Aldo tahu dan mengawasi Nadya dari telepon seharian kemarin, berhubung kemarin libur karena tanggal merah dan kemarinlah hari diadakannya konser Muse itu. Ia tidak mengawasi dari dekat karena ayah Nadyalah yang sudah mengantarkan Nadya ke bandara maupun ke tempat dilaksanakan konser itu. Akan tetapi, saat jam sembilan malam, saat Aldo meneleponnya hanya untuk mengecek apakah semuanya lancar-lancar saja, Nadya tak mengangkatnya.

Aldo hanya bisa terkekeh geli. Nadya emang tergila-gila banget sama Muse, kayaknya.

Ngomong-ngomong, kamu datengnya siang banget, sih, Nad...

"Bro," panggil Rian sembari menepuk pundak Aldo. Aldo hanya menoleh pelan dan berdeham.

"Hm?"

"Liat tuh Si Fara. Udah mulai nagihin uang kas," ujar Rian jengkel. "Duitnya nggak seberapa, tapi teriakannya kayak pake toa. Beuh."

Aldo hanya menoleh sejenak ke arah Fara, begitu pula Adam yang duduk di belakang mereka. Terdengarlah teriakan Fara yang ampuh untuk membangunkan orang satu kampung itu.

 

"BAYAR UANG KAAAAAAAASSSSSS!!!!! BAYAAAAAARRRRRRRR!!!!! BAYARRR SEKARAANGGGGG!!!"

 

Rian menutup telinganya dan memasang wajah bosan. Yang enggak bayar siapa, yang kena teriakannya siapa? Kena satu kelas. Lagi pula...ngapain, sih, anak-anak bandel yang duduk di belakang itu enggak bayar? Padahal jajannya banyak. Adam tertawa terbahak-bahak saat melihat reaksi Rian yang sebenarnya selalu seperti itu saat Fara mulai menagih uang KAS.

Begitu Rian menoleh ke arah Aldo, Aldo sudah memasang posisi semula. Wah, tampaknya Rian tadi memang sudah mengganggunya. Saat Rian mencoba untuk memastikan apa yang sedang Aldo lakukan, Rian mencibir.

"Hm... Panteees. Ngeliatin Nadya ternyata," ejek Rian sambil senyum-senyum.

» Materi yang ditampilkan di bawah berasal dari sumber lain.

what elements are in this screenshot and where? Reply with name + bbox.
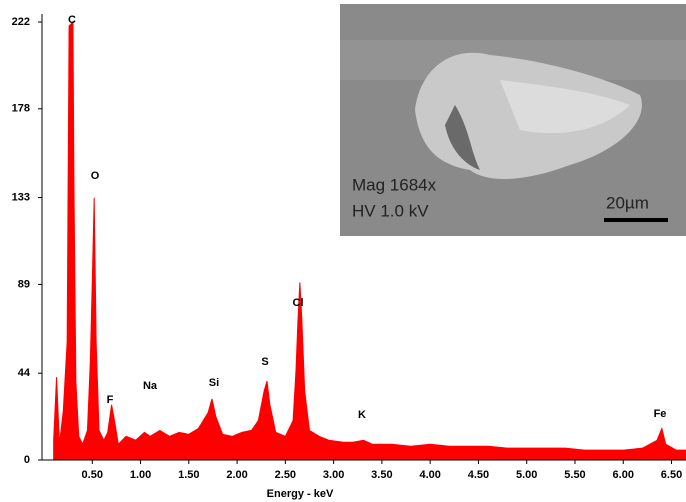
x-tick-label: 3.50	[371, 469, 392, 481]
peak-label: O	[91, 170, 100, 182]
peak-label: Na	[143, 380, 158, 392]
x-tick-label: 2.00	[226, 469, 247, 481]
peak-label: Si	[209, 377, 219, 389]
peak-label: K	[358, 409, 366, 421]
x-tick-label: 2.50	[275, 469, 296, 481]
inset-scale-label: 20µm	[606, 193, 649, 212]
inset-image: Mag 1684x HV 1.0 kV 20µm	[340, 4, 686, 236]
x-tick-label: 5.00	[516, 469, 537, 481]
y-tick-label: 89	[18, 278, 30, 290]
y-tick-label: 222	[12, 16, 30, 28]
x-tick-label: 6.50	[661, 469, 682, 481]
x-tick-label: 1.50	[178, 469, 199, 481]
peak-label: C	[68, 14, 76, 26]
peak-label: Cl	[293, 297, 304, 309]
y-tick-label: 133	[12, 192, 30, 204]
x-tick-label: 1.00	[130, 469, 151, 481]
x-tick-label: 3.00	[323, 469, 344, 481]
y-tick-label: 0	[24, 454, 30, 466]
x-tick-label: 6.00	[613, 469, 634, 481]
inset-hv: HV 1.0 kV	[352, 201, 429, 220]
chart: Mag 1684x HV 1.0 kV 20µm Energy - keV 0 4…	[0, 0, 686, 502]
peak-label: S	[261, 356, 268, 368]
x-tick-label: 0.50	[82, 469, 103, 481]
inset-mag: Mag 1684x	[352, 175, 437, 194]
y-tick-label: 44	[18, 367, 31, 379]
x-tick-label: 4.00	[419, 469, 440, 481]
x-tick-label: 4.50	[468, 469, 489, 481]
x-tick-label: 5.50	[564, 469, 585, 481]
y-tick-label: 178	[12, 103, 30, 115]
x-axis-label: Energy - keV	[267, 488, 334, 500]
scale-bar	[604, 218, 668, 222]
peak-label: Fe	[654, 408, 667, 420]
peak-label: F	[107, 394, 114, 406]
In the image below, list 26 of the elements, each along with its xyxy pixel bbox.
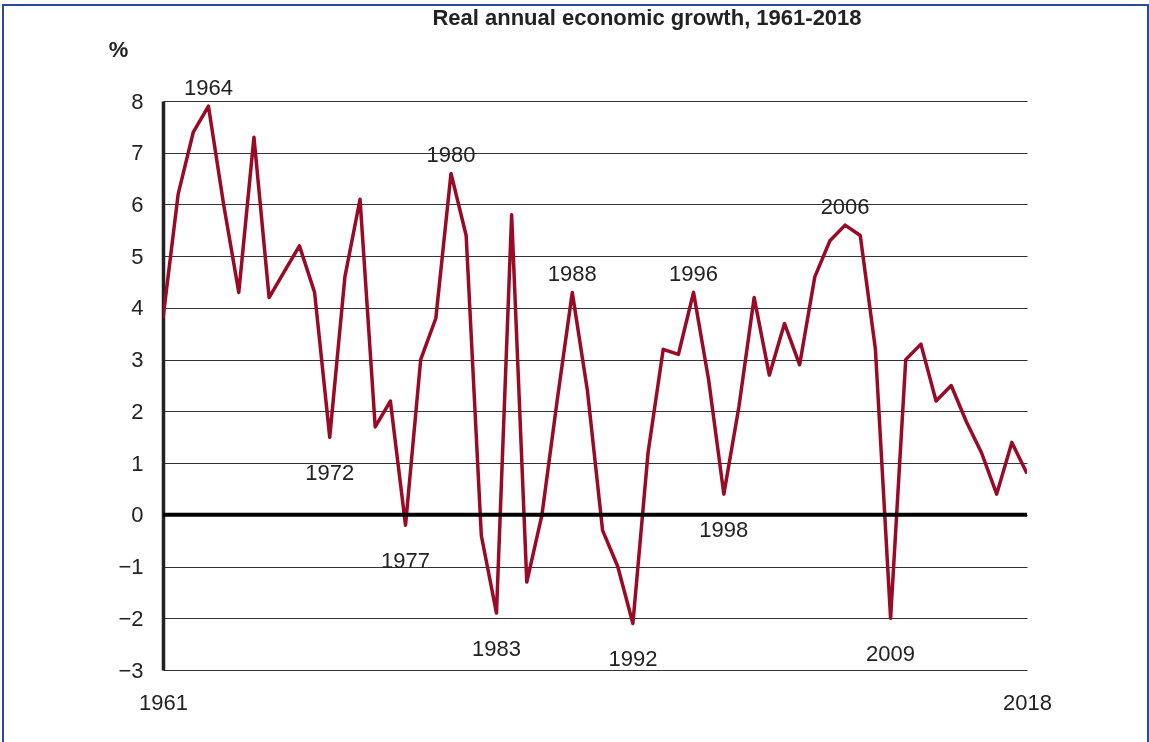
y-tick-label: 8 (131, 88, 144, 114)
annotation: 1998 (699, 517, 749, 543)
annotation: 1977 (381, 548, 430, 574)
y-tick-label: −1 (118, 554, 144, 580)
annotation: 1988 (547, 261, 597, 287)
annotation: 1972 (305, 460, 355, 486)
y-axis-title: % (108, 36, 129, 62)
chart-title: Real annual economic growth, 1961-2018 (432, 5, 862, 30)
annotation: 1996 (669, 261, 718, 287)
y-tick-label: −3 (118, 657, 144, 683)
y-tick-label: 3 (131, 347, 144, 373)
x-tick-label: 2018 (1003, 689, 1052, 715)
y-tick-label: 4 (131, 295, 144, 321)
annotation: 1992 (608, 646, 658, 672)
x-tick-label: 1961 (139, 689, 188, 715)
y-tick-label: 2 (131, 398, 144, 424)
y-tick-label: 6 (131, 191, 144, 217)
y-tick-label: 1 (131, 450, 144, 476)
line-series (163, 104, 1027, 626)
annotation: 2009 (866, 641, 916, 667)
y-tick-label: 7 (131, 140, 144, 166)
y-tick-label: 5 (131, 243, 144, 269)
y-tick-label: −2 (118, 605, 144, 631)
y-tick-label: 0 (131, 502, 144, 528)
annotation: 1964 (184, 75, 233, 101)
annotation: 1983 (472, 636, 521, 662)
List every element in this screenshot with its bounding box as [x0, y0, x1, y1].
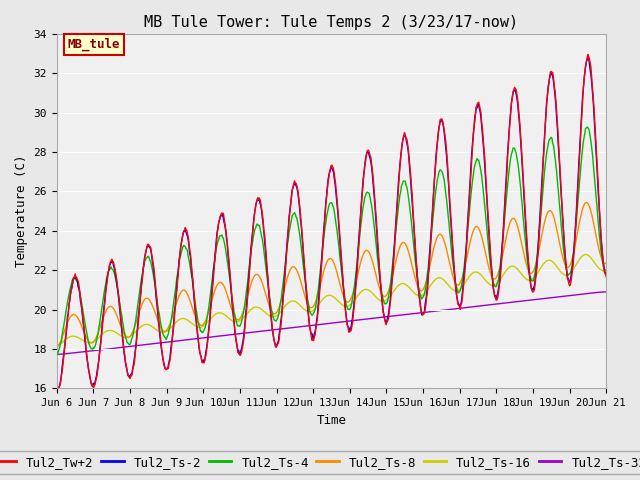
- Tul2_Ts-16: [204, 319, 212, 324]
- Tul2_Ts-16: [175, 317, 183, 323]
- Tul2_Ts-8: [175, 293, 183, 299]
- Tul2_Ts-2: [398, 141, 406, 146]
- Tul2_Ts-32: [602, 289, 610, 295]
- Tul2_Ts-8: [582, 200, 590, 205]
- Tul2_Ts-32: [63, 351, 70, 357]
- Line: Tul2_Ts-32: Tul2_Ts-32: [57, 292, 606, 354]
- Tul2_Tw+2: [602, 274, 610, 279]
- Tul2_Tw+2: [53, 390, 61, 396]
- Tul2_Tw+2: [176, 252, 184, 257]
- Tul2_Ts-8: [204, 311, 212, 316]
- Tul2_Ts-8: [63, 322, 70, 327]
- Tul2_Ts-4: [583, 124, 591, 130]
- Tul2_Tw+2: [399, 136, 407, 142]
- Line: Tul2_Ts-16: Tul2_Ts-16: [57, 254, 606, 346]
- Tul2_Tw+2: [415, 290, 423, 296]
- Tul2_Ts-32: [415, 310, 422, 316]
- Tul2_Tw+2: [63, 318, 71, 324]
- Tul2_Ts-4: [63, 304, 70, 310]
- Tul2_Ts-2: [415, 286, 422, 291]
- Tul2_Ts-32: [120, 344, 127, 350]
- Line: Tul2_Ts-8: Tul2_Ts-8: [57, 203, 606, 347]
- Tul2_Ts-8: [602, 261, 610, 266]
- Tul2_Ts-16: [120, 334, 127, 340]
- Tul2_Ts-32: [175, 338, 183, 344]
- Tul2_Ts-16: [398, 281, 406, 287]
- Tul2_Ts-4: [175, 260, 183, 266]
- Title: MB Tule Tower: Tule Temps 2 (3/23/17-now): MB Tule Tower: Tule Temps 2 (3/23/17-now…: [145, 15, 518, 30]
- Tul2_Ts-8: [415, 285, 422, 290]
- Tul2_Tw+2: [205, 327, 212, 333]
- Tul2_Ts-2: [175, 258, 183, 264]
- Tul2_Ts-4: [120, 322, 127, 328]
- Tul2_Ts-16: [53, 343, 61, 348]
- Tul2_Ts-4: [53, 352, 61, 358]
- Tul2_Ts-4: [415, 283, 422, 288]
- Tul2_Ts-32: [398, 312, 406, 318]
- Tul2_Ts-16: [415, 293, 422, 299]
- Tul2_Ts-2: [63, 324, 70, 330]
- Tul2_Ts-16: [582, 252, 589, 257]
- Line: Tul2_Tw+2: Tul2_Tw+2: [57, 55, 606, 393]
- Tul2_Ts-4: [204, 309, 212, 314]
- Tul2_Ts-2: [53, 391, 61, 396]
- Tul2_Ts-2: [204, 332, 212, 338]
- Tul2_Ts-2: [120, 342, 127, 348]
- Tul2_Ts-2: [585, 55, 593, 60]
- Tul2_Ts-16: [63, 336, 70, 341]
- Tul2_Ts-8: [53, 344, 61, 350]
- Tul2_Tw+2: [120, 348, 128, 353]
- Legend: Tul2_Tw+2, Tul2_Ts-2, Tul2_Ts-4, Tul2_Ts-8, Tul2_Ts-16, Tul2_Ts-32: Tul2_Tw+2, Tul2_Ts-2, Tul2_Ts-4, Tul2_Ts…: [0, 451, 640, 474]
- Tul2_Ts-8: [398, 240, 406, 246]
- Tul2_Ts-32: [53, 351, 61, 357]
- Tul2_Ts-2: [602, 270, 610, 276]
- Tul2_Ts-32: [204, 335, 212, 340]
- Line: Tul2_Ts-2: Tul2_Ts-2: [57, 58, 606, 394]
- Tul2_Ts-8: [120, 329, 127, 335]
- Text: MB_tule: MB_tule: [68, 38, 120, 51]
- Tul2_Ts-4: [602, 267, 610, 273]
- Tul2_Ts-16: [602, 268, 610, 274]
- X-axis label: Time: Time: [317, 414, 346, 427]
- Tul2_Ts-4: [398, 181, 406, 187]
- Tul2_Tw+2: [584, 52, 592, 58]
- Y-axis label: Temperature (C): Temperature (C): [15, 155, 28, 267]
- Tul2_Tw+2: [54, 390, 61, 396]
- Line: Tul2_Ts-4: Tul2_Ts-4: [57, 127, 606, 355]
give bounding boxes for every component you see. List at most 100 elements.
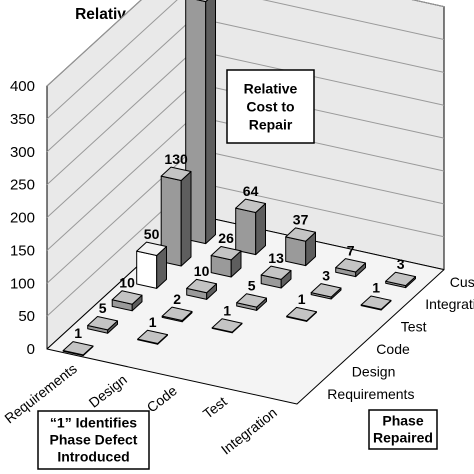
relative-cost-box-frame: [226, 69, 315, 144]
gridline: [46, 0, 445, 87]
bar: 2: [161, 291, 193, 323]
bar: 1: [211, 302, 243, 334]
repaired-axis-label: Integration: [425, 296, 474, 312]
introduced-axis-label: Design: [86, 371, 130, 410]
bar-value-label: 10: [119, 275, 135, 291]
introduced-axis-label: Test: [200, 393, 230, 421]
bar: 130: [160, 151, 192, 267]
bar-value-label: 1: [223, 302, 231, 318]
y-tick-label: 100: [10, 275, 35, 292]
bar: 64: [235, 183, 266, 256]
bar-value-label: 37: [293, 212, 309, 228]
relative-cost-box-text: Relative: [244, 81, 298, 97]
bar-value-label: 7: [347, 242, 355, 258]
bar-top: [160, 166, 192, 181]
bar-value-label: 1: [298, 291, 306, 307]
bar: 50: [136, 226, 167, 289]
bar: 10: [186, 263, 217, 300]
bar-value-label: 26: [218, 230, 234, 246]
bar-front: [235, 207, 257, 256]
y-tick-label: 50: [18, 308, 35, 325]
bar-value-label: 2: [173, 291, 181, 307]
bar-top: [310, 283, 342, 298]
repaired-axis-label: Test: [401, 319, 427, 335]
phase-repaired-box-frame: [368, 409, 438, 450]
bar: 1: [286, 291, 317, 322]
y-tick-label: 0: [27, 341, 35, 358]
bar-value-label: 3: [397, 256, 405, 272]
bar-top: [211, 318, 243, 333]
bar-top: [385, 271, 416, 287]
repaired-axis-label: Code: [376, 341, 410, 357]
chart-walls: [46, 0, 445, 405]
bar-value-label: 1: [149, 314, 157, 330]
bar-value-label: 1: [74, 325, 82, 341]
bar-top: [210, 246, 242, 261]
repaired-axis-label: Requirements: [327, 386, 414, 402]
y-tick-label: 400: [10, 78, 35, 95]
bar-top: [286, 306, 317, 322]
bars: 3686437731302613315010511021511: [62, 0, 416, 357]
identifies-box-text: Phase Defect: [50, 432, 138, 448]
bar-side: [205, 0, 216, 245]
bar: 3: [310, 267, 342, 300]
bar: 10: [111, 275, 143, 312]
bar-top: [136, 241, 167, 256]
repaired-axis-labels: Requirements Design Code Test Integration Cus…: [327, 274, 474, 402]
bar: 5: [236, 277, 267, 311]
bar: 26: [210, 230, 242, 278]
y-tick-label: 350: [10, 111, 35, 128]
bar-value-label: 130: [164, 151, 188, 167]
bar-top: [186, 278, 217, 294]
bar-top: [360, 295, 392, 310]
bar-top: [235, 198, 266, 213]
bar: 3: [385, 256, 416, 289]
bar-value-label: 64: [243, 183, 259, 199]
bar-value-label: 10: [194, 263, 210, 279]
bar: 13: [260, 250, 292, 289]
introduced-axis-label: Integration: [218, 404, 280, 457]
y-tick-label: 250: [10, 177, 35, 194]
bar-top: [335, 258, 366, 273]
bar-value-label: 50: [144, 226, 160, 242]
phase-repaired-box-text: Phase: [382, 413, 423, 429]
bar: 5: [87, 300, 118, 334]
bar-top: [137, 329, 168, 344]
bar: 1: [360, 280, 392, 311]
bar-front: [285, 236, 307, 267]
bar: 1: [62, 325, 94, 357]
y-tick-label: 300: [10, 144, 35, 161]
bar-top: [87, 316, 118, 331]
bar-value-label: 13: [268, 250, 284, 266]
repaired-axis-label: Customer: [450, 274, 474, 290]
identifies-box-text: Introduced: [57, 449, 129, 465]
repaired-axis-label: Design: [352, 363, 396, 379]
identifies-box-text: “1” Identifies: [50, 415, 137, 431]
y-tick-label: 150: [10, 242, 35, 259]
bar-value-label: 3: [322, 267, 330, 283]
relative-cost-box-text: Cost to: [246, 99, 294, 115]
bar-top: [260, 265, 292, 280]
bar: 37: [285, 212, 316, 267]
y-axis-ticks: 0 50 100 150 200 250 300 350 400: [10, 78, 35, 358]
bar-top: [236, 293, 267, 308]
bar-top: [161, 306, 193, 321]
phase-repaired-box-text: Repaired: [373, 430, 433, 446]
relative-cost-box-text: Repair: [249, 117, 293, 133]
relative-cost-box: Relative Cost to Repair: [226, 69, 315, 144]
gridline: [46, 0, 445, 120]
identifies-box-frame: [37, 410, 150, 470]
bar-top: [111, 290, 143, 305]
bar-front: [136, 250, 158, 289]
bar-side: [180, 171, 192, 267]
y-tick-label: 200: [10, 210, 35, 227]
bar-top: [196, 0, 209, 3]
bar-value-label: 1: [372, 280, 380, 296]
bar-top: [285, 227, 316, 242]
bar-value-label: 5: [248, 277, 256, 293]
bar: 7: [335, 242, 366, 278]
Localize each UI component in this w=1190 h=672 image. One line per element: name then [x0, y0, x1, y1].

Aldo hanya diam.

Adam lalu nimbrung dan sedikit berdiri untuk mencolek Aldo. "Oii, udahan mandanginnya, ntar lagi guru masuk!" ujarnya, kemudian ia tertawa dan bertos ria dengan Rian.

Namun, saat Aldo tiba-tiba menjawab, keduanya terdiam.

Karena jawaban Aldo adalah;

"Wajar kok gue nggak berhenti mandangin. Dia cantik, semua tingkahnya itu alami. Lagi pula, dia itu milik gue."

Setelah dua detik terdiam, Rian dan Adam kemudian bersiul panjang. Adam berkata, "Aseeek, Bro. Semoga langgeng terus yak."

 

******

 

Pelajaran TIK hari ini tidak begitu Nadya mengerti. Nadya kurang paham menggunakan excel dan gurunya sedang memberikan mereka latihan membuat tabel yang berisi perhitungan dengan rumus. Begitu waktu pengerjaan dimulai di lab, Nadya mulai mengerjakan bagian yang ia mengerti. Keningnya bertaut, merasa bahwa lebih baik ia mengerjakan Matematika atau Fisika daripada excel. Ia tahu Gita lebih paham darinya dan ia menunggu hingga Gita selesai dan mengajarinya. Pasalnya ia juga mengerti dengan sangat bahwa Gita tidak suka diganggu saat cewek itu belum selesai mengerjakan miliknya.

Namun akhirnya, Nadya malah gelisah sendiri. Waktu sudah hampir habis dan Gita belum juga selesai. Nadya mulai memaksa untuk bertanya pada Gita yang duduk di samping kanannya dan Gita menjawabnya juga sambil gelisah. Nadya berkali-kali menggaruk kepalanya dan rasanya kepalanya panas karena panik.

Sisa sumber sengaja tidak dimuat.